Last night’s rain has scattered cherry blossom on the lawn, where it lies in great drifts of creamy loveliness. The Black Mountains are hidden behind a watery greyness while the air holds a kind of electric thrill of birdsong and raindrops. On just such a day, on just such an evening in spring, surely, Jesus came and stood among his disciples and showed them his wounds. And their reaction was very like our own when we are ‘hoping against hope’ but are finally allowed to see and hear what we have been longing for — the sight of someone we love whom we never expected to see again, the sound of their voice, perhaps the touch of their hand.
I love the fact that Jesus convinces the disciples that he is no ghost by eating a piece of grilled fish.
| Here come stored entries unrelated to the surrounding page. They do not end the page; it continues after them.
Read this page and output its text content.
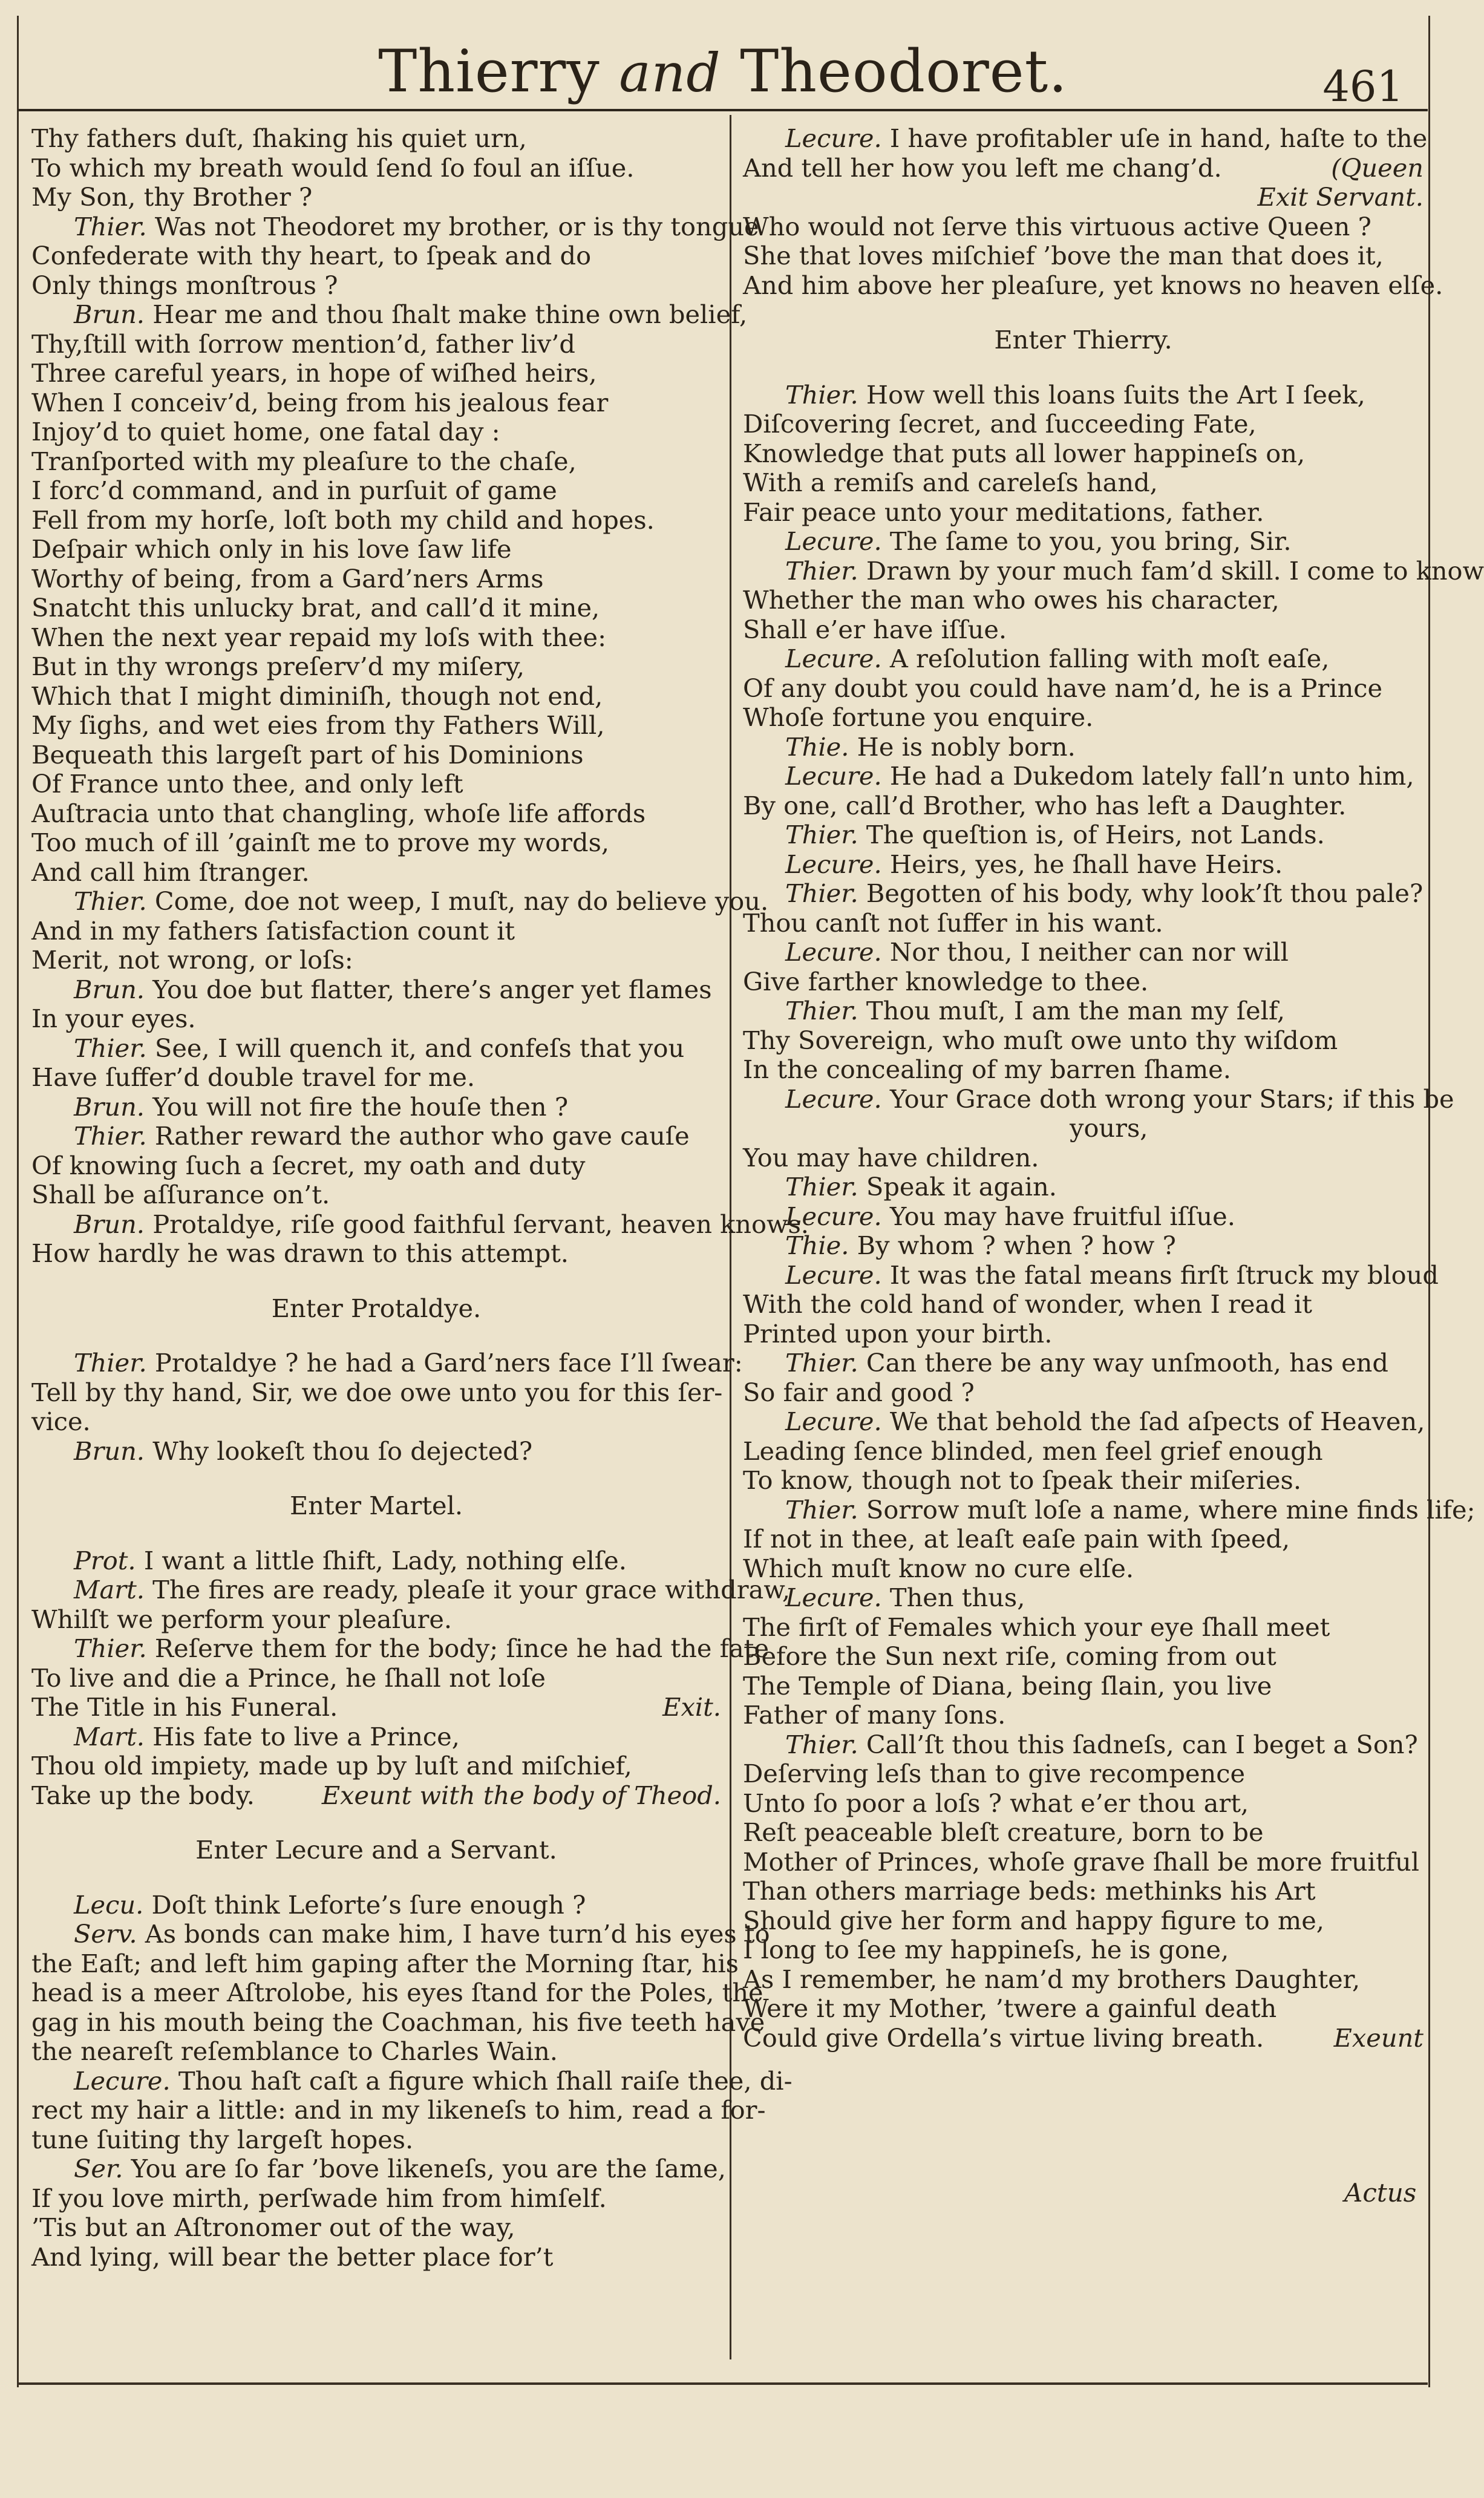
Thierry and Theodoret.	461
Thy fathers duſt, ſhaking his quiet urn,
To which my breath would ſend ſo foul an iſſue.
My Son, thy Brother ?
Thier. Was not Theodoret my brother, or is thy tongue
Confederate with thy heart, to ſpeak and do
Only things monſtrous ?
Brun. Hear me and thou ſhalt make thine own belief,
Thy,ſtill with ſorrow mention’d, father liv’d
Three careful years, in hope of wiſhed heirs,
When I conceiv’d, being from his jealous fear
Injoy’d to quiet home, one fatal day :
Tranſported with my pleaſure to the chaſe,
I forc’d command, and in purſuit of game
Fell from my horſe, loſt both my child and hopes.
Deſpair which only in his love ſaw life
Worthy of being, from a Gard’ners Arms
Snatcht this unlucky brat, and call’d it mine,
When the next year repaid my loſs with thee:
But in thy wrongs preſerv’d my miſery,
Which that I might diminiſh, though not end,
My ſighs, and wet eies from thy Fathers Will,
Bequeath this largeſt part of his Dominions
Of France unto thee, and only left
Auſtracia unto that changling, whoſe life affords
Too much of ill ’gainſt me to prove my words,
And call him ſtranger.
Thier. Come, doe not weep, I muſt, nay do believe you.
And in my fathers ſatisfaction count it
Merit, not wrong, or loſs:
Brun. You doe but flatter, there’s anger yet flames
In your eyes.
Thier. See, I will quench it, and confeſs that you
Have ſuffer’d double travel for me.
Brun. You will not fire the houſe then ?
Thier. Rather reward the author who gave cauſe
Of knowing ſuch a ſecret, my oath and duty
Shall be aſſurance on’t.
Brun. Protaldye, riſe good faithful ſervant, heaven knows.
How hardly he was drawn to this attempt.
Enter Protaldye.
Thier. Protaldye ? he had a Gard’ners face I’ll ſwear:
Tell by thy hand, Sir, we doe owe unto you for this ſer-
vice.
Brun. Why lookeſt thou ſo dejected?
Enter Martel.
Prot. I want a little ſhift, Lady, nothing elſe.
Mart. The fires are ready, pleaſe it your grace withdraw,
Whilſt we perform your pleaſure.
Thier. Reſerve them for the body; ſince he had the fate
To live and die a Prince, he ſhall not loſe
The Title in his Funeral.	Exit.
Mart. His fate to live a Prince,
Thou old impiety, made up by luſt and miſchief,
Take up the body.	Exeunt with the body of Theod.
Enter Lecure and a Servant.
Lecu. Doſt think Leforte’s ſure enough ?
Serv. As bonds can make him, I have turn’d his eyes to
the Eaſt; and left him gaping after the Morning ſtar, his
head is a meer Aſtrolobe, his eyes ſtand for the Poles, the
gag in his mouth being the Coachman, his five teeth have
the neareſt reſemblance to Charles Wain.
Lecure. Thou haſt caſt a figure which ſhall raiſe thee, di-
rect my hair a little: and in my likeneſs to him, read a for-
tune ſuiting thy largeſt hopes.
Ser. You are ſo far ’bove likeneſs, you are the ſame,
If you love mirth, perſwade him from himſelf.
’Tis but an Aſtronomer out of the way,
And lying, will bear the better place for’t
Lecure. I have profitabler uſe in hand, haſte to the
And tell her how you left me chang’d.	(Queen
Exit Servant.
Who would not ſerve this virtuous active Queen ?
She that loves miſchief ’bove the man that does it,
And him above her pleaſure, yet knows no heaven elſe.
Enter Thierry.
Thier. How well this loans ſuits the Art I ſeek,
Diſcovering ſecret, and ſucceeding Fate,
Knowledge that puts all lower happineſs on,
With a remiſs and careleſs hand,
Fair peace unto your meditations, father.
Lecure. The ſame to you, you bring, Sir.
Thier. Drawn by your much fam’d skill. I come to know
Whether the man who owes his character,
Shall e’er have iſſue.
Lecure. A reſolution falling with moſt eaſe,
Of any doubt you could have nam’d, he is a Prince
Whoſe fortune you enquire.
Thie. He is nobly born.
Lecure. He had a Dukedom lately fall’n unto him,
By one, call’d Brother, who has left a Daughter.
Thier. The queſtion is, of Heirs, not Lands.
Lecure. Heirs, yes, he ſhall have Heirs.
Thier. Begotten of his body, why look’ſt thou pale?
Thou canſt not ſuffer in his want.
Lecure. Nor thou, I neither can nor will
Give farther knowledge to thee.
Thier. Thou muſt, I am the man my ſelf,
Thy Sovereign, who muſt owe unto thy wiſdom
In the concealing of my barren ſhame.
Lecure. Your Grace doth wrong your Stars; if this be
yours,
You may have children.
Thier. Speak it again.
Lecure. You may have fruitful iſſue.
Thie. By whom ? when ? how ?
Lecure. It was the fatal means firſt ſtruck my bloud
With the cold hand of wonder, when I read it
Printed upon your birth.
Thier. Can there be any way unſmooth, has end
So fair and good ?
Lecure. We that behold the ſad aſpects of Heaven,
Leading ſence blinded, men feel grief enough
To know, though not to ſpeak their miſeries.
Thier. Sorrow muſt loſe a name, where mine finds life;
If not in thee, at leaſt eaſe pain with ſpeed,
Which muſt know no cure elſe.
Lecure. Then thus,
The firſt of Females which your eye ſhall meet
Before the Sun next riſe, coming from out
The Temple of Diana, being ſlain, you live
Father of many ſons.
Thier. Call’ſt thou this ſadneſs, can I beget a Son?
Deſerving leſs than to give recompence
Unto ſo poor a loſs ? what e’er thou art,
Reſt peaceable bleſt creature, born to be
Mother of Princes, whoſe grave ſhall be more fruitful
Than others marriage beds: methinks his Art
Should give her form and happy figure to me,
I long to ſee my happineſs, he is gone,
As I remember, he nam’d my brothers Daughter,
Were it my Mother, ’twere a gainful death
Could give Ordella’s virtue living breath.	Exeunt
Actus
There is something so human and natural about eating and a piece of grilled fish — cold, no doubt — is about as unappetizing to the imagination as it is possible to be. It suggests to me that our Lord was indeed a young man when he died and still retained a young man’s iron constitution and boundless appetite!
Be that as it may, there is a more important point here. We tend to think that everyone should have realised who the Risen Christ was. The empty tomb, the opening of the scriptures to the disciples on the way to Emmaus, the breaking of bread, weren’t these enough to show who he was? Apparently not. The empty tomb proclaimed the Resurrection, as Peter and John allowed, but actually meeting Jesus and recognizing him was beset with difficulty. Mary had to hear the sound of his voice before she truly knew him; the disciples had to see him eat before their eyes.
We too can be dumbfounded when we meet the Lord; we too can disbelieve for joy. The problem is not so much that we have failed to see him as that we have predetermined what our meeting should be like; sometimes, alas, we miss him even as we look for him because we do not recognize the reality before us. Something there to ponder, I suggest.